Oriza was founded by the famous royal perfumer Jean-Louis Fargeon in 1720. The name of the house originates from Oryza Sativa, the latin name for rice, which was part of the ingredients for rice powder, make-up and wigs. Maison Oriza was the official supplier for King Louis XV of France and Fargeon was Queen Marie-Antoinette’s perfumer. Since the beginning, the House received the royal warrant as the official supplier of toiletries and fragrance of the Royal Courts of France, Italy, England and The Imperial Courts of Napoléon III and Russia.
In 1811, Louis Legrand took over the house as he understood its potential prestige. With its fragrant creations, he developed it to its full extent. Legrand led Oriza to its fame and set his boutique on the famous rue Saint Honoré in Paris. He created the most refined, the most exquisite and the most complex products. Legrand was a true fragrance artist. Some time later Antonin Raynaud joined the house as an associate. Legrand then sold him the house, and he renamed it Oriza L. Legrand as a tribute to its first two owners and the story of the famous house of perfumes. In 1887 the company Oriza L. Legrand patented and produced the world’s first solid perfume (Essence Oriza Solidifiée). The entire manufacturing process, from the distillation and maceration of perfume ingredients to labeling, from soap making to grinding rice for powder, was concentrated in the factory of Levallois-Perret. Oriza L. The house was also one of the firsts to turn its fragrances into full product lines. For most of its perfumes, Oriza L. Legrand had a perfume, a powder, make-up, and soaps.

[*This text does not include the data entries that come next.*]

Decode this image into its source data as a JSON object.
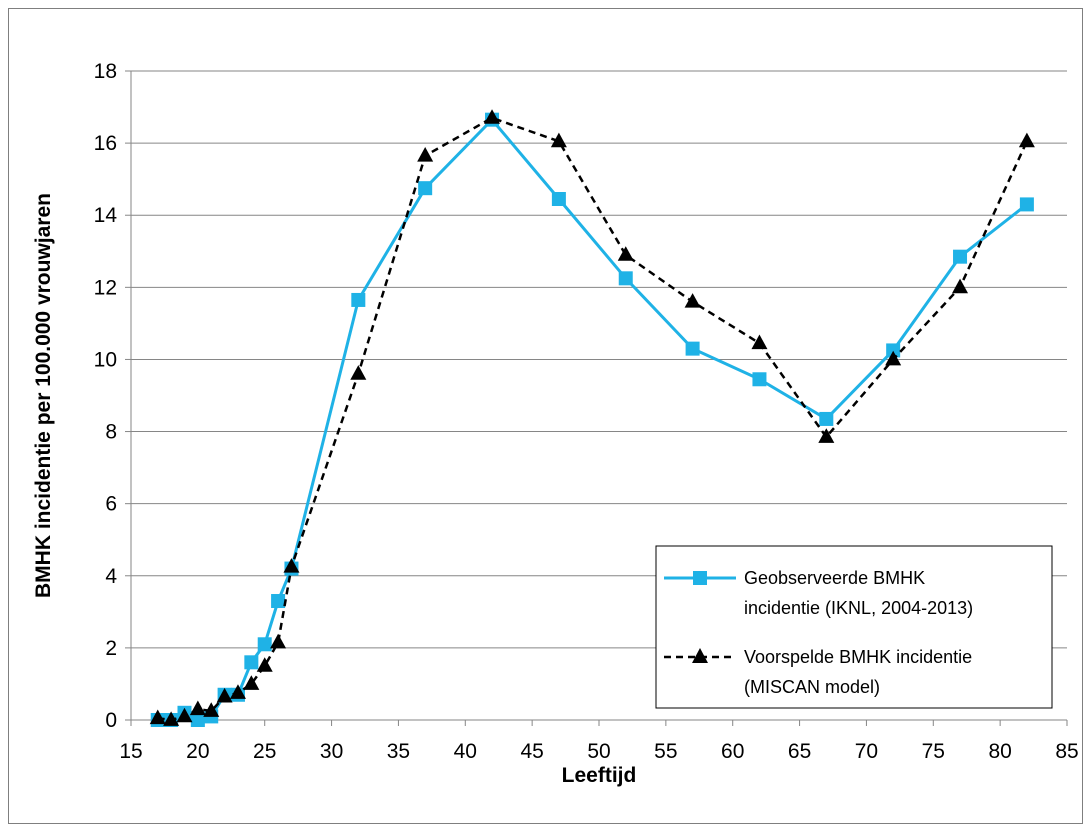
{
  "chart_data": {
    "type": "line",
    "title": "",
    "xlabel": "Leeftijd",
    "ylabel": "BMHK incidentie per 100.000 vrouwjaren",
    "xlim": [
      15,
      85
    ],
    "ylim": [
      0,
      18
    ],
    "x_ticks": [
      "15",
      "20",
      "25",
      "30",
      "35",
      "40",
      "45",
      "50",
      "55",
      "60",
      "65",
      "70",
      "75",
      "80",
      "85"
    ],
    "y_ticks": [
      "0",
      "2",
      "4",
      "6",
      "8",
      "10",
      "12",
      "14",
      "16",
      "18"
    ],
    "grid": "horizontal",
    "legend_position": "bottom-right",
    "series": [
      {
        "name_lines": [
          "Geobserveerde BMHK",
          "incidentie (IKNL, 2004-2013)"
        ],
        "name": "Geobserveerde BMHK incidentie (IKNL, 2004-2013)",
        "color": "#1fb2e6",
        "marker": "square",
        "line_style": "solid",
        "x": [
          17,
          18,
          19,
          20,
          21,
          22,
          23,
          24,
          25,
          26,
          27,
          32,
          37,
          42,
          47,
          52,
          57,
          62,
          67,
          72,
          77,
          82
        ],
        "y": [
          0.0,
          0.0,
          0.2,
          0.0,
          0.1,
          0.7,
          0.7,
          1.6,
          2.1,
          3.3,
          4.2,
          11.65,
          14.75,
          16.65,
          14.45,
          12.25,
          10.3,
          9.45,
          8.35,
          10.25,
          12.85,
          14.3
        ]
      },
      {
        "name_lines": [
          "Voorspelde BMHK incidentie",
          "(MISCAN model)"
        ],
        "name": "Voorspelde BMHK incidentie (MISCAN model)",
        "color": "#000000",
        "marker": "triangle",
        "line_style": "dashed",
        "x": [
          17,
          18,
          19,
          20,
          21,
          22,
          23,
          24,
          25,
          26,
          27,
          32,
          37,
          42,
          47,
          52,
          57,
          62,
          67,
          72,
          77,
          82
        ],
        "y": [
          0.05,
          0.0,
          0.1,
          0.3,
          0.25,
          0.65,
          0.75,
          1.0,
          1.5,
          2.15,
          4.25,
          9.6,
          15.65,
          16.7,
          16.05,
          12.9,
          11.6,
          10.45,
          7.85,
          10.0,
          12.0,
          16.05
        ]
      }
    ]
  }
}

The factory employed over 200 staff at the end of the 1800s. It ran at full capacity and Raynaud put his financial means at the service of the house. He turned to Baccarat, who created bottles for prestigious editions. Faubourg Saint Honoré set up two shops on 9 boulevard de la Madeleine and on 11 Place de la Madeleine, where Baccarat currently stands. this provides an indication of how important the house had become by then. Company Oriza L. Legrand successfully participated in international exhibitions and has been regularly awarded prizes, from the bronze medal at the Universal Exhibition in Paris (1867) to the Grand Prix in 1900. At the turn of the 20th century, 90% of the production went abroad.
Today Oriza L. Legrand is still made in France and works with small companies all over the country. Raw materials of the highest quality are still used and the apothecary’s artisanal processes followed.